Regarding the stock market’s run-up, a great deal of credit has been given to merger mania. What’s more, some predict that when the buying frenzy dries up, the stock market will drop precipitously.
However, some attention might be given to the so-titled "yen carry trade." This refers to the practice of borrowing the Japanese currency at a very inexpensive rate (0.5%) and investing in high yielding instruments of other countries. Many invest in the US currency (5.25%), British pound or New Zealand dollar (8.0%).
Of course, borrowing in yen makes it easy for some companies to buy other companies as well, making many of the buyouts possible. What’s more, investors can also borrow or short the yen to invest in all kinds of assets.
This begs the question… Have the stock markets around the world been propped up by the carry trade phenomenon? It’s difficult to give any other answer than, "Yes."
For instance, there’s a perfect correlation between the April 2006 quasi-correction/international sell-off and an appreciating yen. Moreover, the China scare in late February 2007 had been accompanied by fears of the carry trade falling apart as well.
Roger Nusbaum on Seeking Alpha points out that the PowerShares DB G10 Currency Harvest (DBV) is designed to harvest the differences between low-yielding currencies like the yen and high-yielding currencies like the Australian dollar. DBV is up 13.5% this year.
But what if the yen really did make a significant run? Certainly, the PowerShares DB G10 Currency Harvest (DBV) would be in harm’s way.

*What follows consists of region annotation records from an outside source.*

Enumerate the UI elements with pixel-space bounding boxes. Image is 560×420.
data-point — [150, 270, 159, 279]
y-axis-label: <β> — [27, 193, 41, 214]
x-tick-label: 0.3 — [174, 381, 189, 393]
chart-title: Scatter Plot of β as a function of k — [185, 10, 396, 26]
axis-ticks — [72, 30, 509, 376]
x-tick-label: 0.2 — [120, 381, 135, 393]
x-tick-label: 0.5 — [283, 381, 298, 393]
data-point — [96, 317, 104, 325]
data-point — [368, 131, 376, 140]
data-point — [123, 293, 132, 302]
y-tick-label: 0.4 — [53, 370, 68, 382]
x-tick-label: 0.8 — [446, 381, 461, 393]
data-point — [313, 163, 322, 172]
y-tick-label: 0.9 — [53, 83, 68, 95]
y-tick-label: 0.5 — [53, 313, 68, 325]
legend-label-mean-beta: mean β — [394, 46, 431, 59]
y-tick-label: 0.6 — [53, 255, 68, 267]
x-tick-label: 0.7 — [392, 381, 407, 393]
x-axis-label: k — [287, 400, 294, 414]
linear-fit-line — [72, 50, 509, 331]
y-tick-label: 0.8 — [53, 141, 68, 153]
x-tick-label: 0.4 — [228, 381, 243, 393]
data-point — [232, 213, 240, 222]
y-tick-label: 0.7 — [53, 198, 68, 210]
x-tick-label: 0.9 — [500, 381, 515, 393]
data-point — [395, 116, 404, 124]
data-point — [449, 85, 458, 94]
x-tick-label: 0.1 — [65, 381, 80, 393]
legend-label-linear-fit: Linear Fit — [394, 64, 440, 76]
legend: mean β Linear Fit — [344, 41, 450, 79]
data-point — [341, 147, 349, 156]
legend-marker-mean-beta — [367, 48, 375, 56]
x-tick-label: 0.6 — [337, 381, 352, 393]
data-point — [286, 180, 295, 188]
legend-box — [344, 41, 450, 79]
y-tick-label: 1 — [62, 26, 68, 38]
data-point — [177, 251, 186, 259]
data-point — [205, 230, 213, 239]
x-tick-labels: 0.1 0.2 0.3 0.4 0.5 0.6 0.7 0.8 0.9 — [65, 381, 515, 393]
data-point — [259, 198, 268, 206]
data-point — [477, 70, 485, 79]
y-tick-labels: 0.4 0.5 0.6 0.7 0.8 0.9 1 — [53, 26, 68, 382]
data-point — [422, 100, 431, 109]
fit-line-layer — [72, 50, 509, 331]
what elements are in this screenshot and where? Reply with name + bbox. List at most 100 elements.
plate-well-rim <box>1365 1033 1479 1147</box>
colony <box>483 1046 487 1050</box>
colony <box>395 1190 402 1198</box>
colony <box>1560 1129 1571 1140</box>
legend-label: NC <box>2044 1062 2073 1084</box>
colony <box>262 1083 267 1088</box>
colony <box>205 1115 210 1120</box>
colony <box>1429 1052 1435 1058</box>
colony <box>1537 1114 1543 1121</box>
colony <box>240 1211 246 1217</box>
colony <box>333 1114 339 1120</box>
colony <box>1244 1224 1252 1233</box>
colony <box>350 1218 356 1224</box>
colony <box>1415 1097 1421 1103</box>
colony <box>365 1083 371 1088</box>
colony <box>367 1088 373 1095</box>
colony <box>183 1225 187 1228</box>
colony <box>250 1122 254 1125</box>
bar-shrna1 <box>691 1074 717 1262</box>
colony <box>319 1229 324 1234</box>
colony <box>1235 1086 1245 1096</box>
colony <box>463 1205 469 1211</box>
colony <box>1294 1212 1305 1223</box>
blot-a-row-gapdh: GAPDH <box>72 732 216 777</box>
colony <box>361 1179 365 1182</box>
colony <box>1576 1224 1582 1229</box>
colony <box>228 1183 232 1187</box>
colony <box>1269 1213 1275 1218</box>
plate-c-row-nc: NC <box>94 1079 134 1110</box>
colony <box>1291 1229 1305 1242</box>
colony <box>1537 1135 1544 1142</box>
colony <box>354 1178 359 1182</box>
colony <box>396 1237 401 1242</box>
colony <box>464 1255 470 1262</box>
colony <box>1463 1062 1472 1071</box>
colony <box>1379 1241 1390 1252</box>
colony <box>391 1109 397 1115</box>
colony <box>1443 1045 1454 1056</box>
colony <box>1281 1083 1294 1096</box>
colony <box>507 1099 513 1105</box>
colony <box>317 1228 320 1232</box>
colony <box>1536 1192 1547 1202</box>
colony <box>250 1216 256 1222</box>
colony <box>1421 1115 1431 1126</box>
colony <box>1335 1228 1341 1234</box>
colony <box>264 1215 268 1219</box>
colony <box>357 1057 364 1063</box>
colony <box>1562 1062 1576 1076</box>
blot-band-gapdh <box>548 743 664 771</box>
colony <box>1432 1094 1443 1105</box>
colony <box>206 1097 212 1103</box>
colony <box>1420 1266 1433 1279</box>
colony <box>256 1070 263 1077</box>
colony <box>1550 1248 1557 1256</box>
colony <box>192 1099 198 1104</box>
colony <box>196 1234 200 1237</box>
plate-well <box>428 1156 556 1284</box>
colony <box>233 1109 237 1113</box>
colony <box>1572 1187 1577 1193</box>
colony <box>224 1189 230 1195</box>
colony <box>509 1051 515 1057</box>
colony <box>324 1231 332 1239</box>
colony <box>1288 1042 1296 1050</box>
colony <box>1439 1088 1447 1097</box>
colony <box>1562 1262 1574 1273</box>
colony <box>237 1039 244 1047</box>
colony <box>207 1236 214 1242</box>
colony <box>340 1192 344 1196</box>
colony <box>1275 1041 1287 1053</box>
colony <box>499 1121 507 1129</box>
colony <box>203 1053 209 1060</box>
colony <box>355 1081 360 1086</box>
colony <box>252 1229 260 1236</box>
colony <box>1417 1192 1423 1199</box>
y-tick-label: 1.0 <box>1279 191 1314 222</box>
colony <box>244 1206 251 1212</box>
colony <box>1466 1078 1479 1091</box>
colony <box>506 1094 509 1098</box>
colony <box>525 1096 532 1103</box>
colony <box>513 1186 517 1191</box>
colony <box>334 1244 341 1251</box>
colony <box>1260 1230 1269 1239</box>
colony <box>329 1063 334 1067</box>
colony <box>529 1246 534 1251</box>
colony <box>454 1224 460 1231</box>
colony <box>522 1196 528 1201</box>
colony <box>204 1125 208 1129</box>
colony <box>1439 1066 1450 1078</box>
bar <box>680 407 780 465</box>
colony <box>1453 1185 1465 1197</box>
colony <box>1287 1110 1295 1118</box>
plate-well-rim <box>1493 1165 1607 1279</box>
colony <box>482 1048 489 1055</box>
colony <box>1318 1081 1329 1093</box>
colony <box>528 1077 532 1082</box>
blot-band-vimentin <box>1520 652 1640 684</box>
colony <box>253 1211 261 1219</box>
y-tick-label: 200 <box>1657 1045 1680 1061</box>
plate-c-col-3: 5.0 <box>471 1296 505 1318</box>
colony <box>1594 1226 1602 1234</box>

Similarly, high-yielding currency ETFs like the Australian Dollar Trust (FXA) and high-yielding stock destinations like the iShares MSCI Australia Index (EWA) could be hit hard by a fast growing yen.
In an era where there’s been a Japanese renaissance of economic growth, as well as expected policy hikes on Japanese rates, yen weakness may not last forever. The fear of an appreciating yen or the reality of an appreciating yen could truly cause trouble for the equity markets.
Panic time? Not really. Pundits have been calling for the death of stocks on everything from overvaluation to high oil prices to inflation to questionable corporate profits to the subprime lending crisis.
Nevertheless, there will come a day when money will leave stock assets. The smarter, more balanced investor will have a plan to lighten his/her exposure accordingly.
Disclosure Statement: As a Registered Investment Advisor, Pacific Park Financial, Inc. may hold positions in the ETFs, mutual funds and/or index funds mentioned above.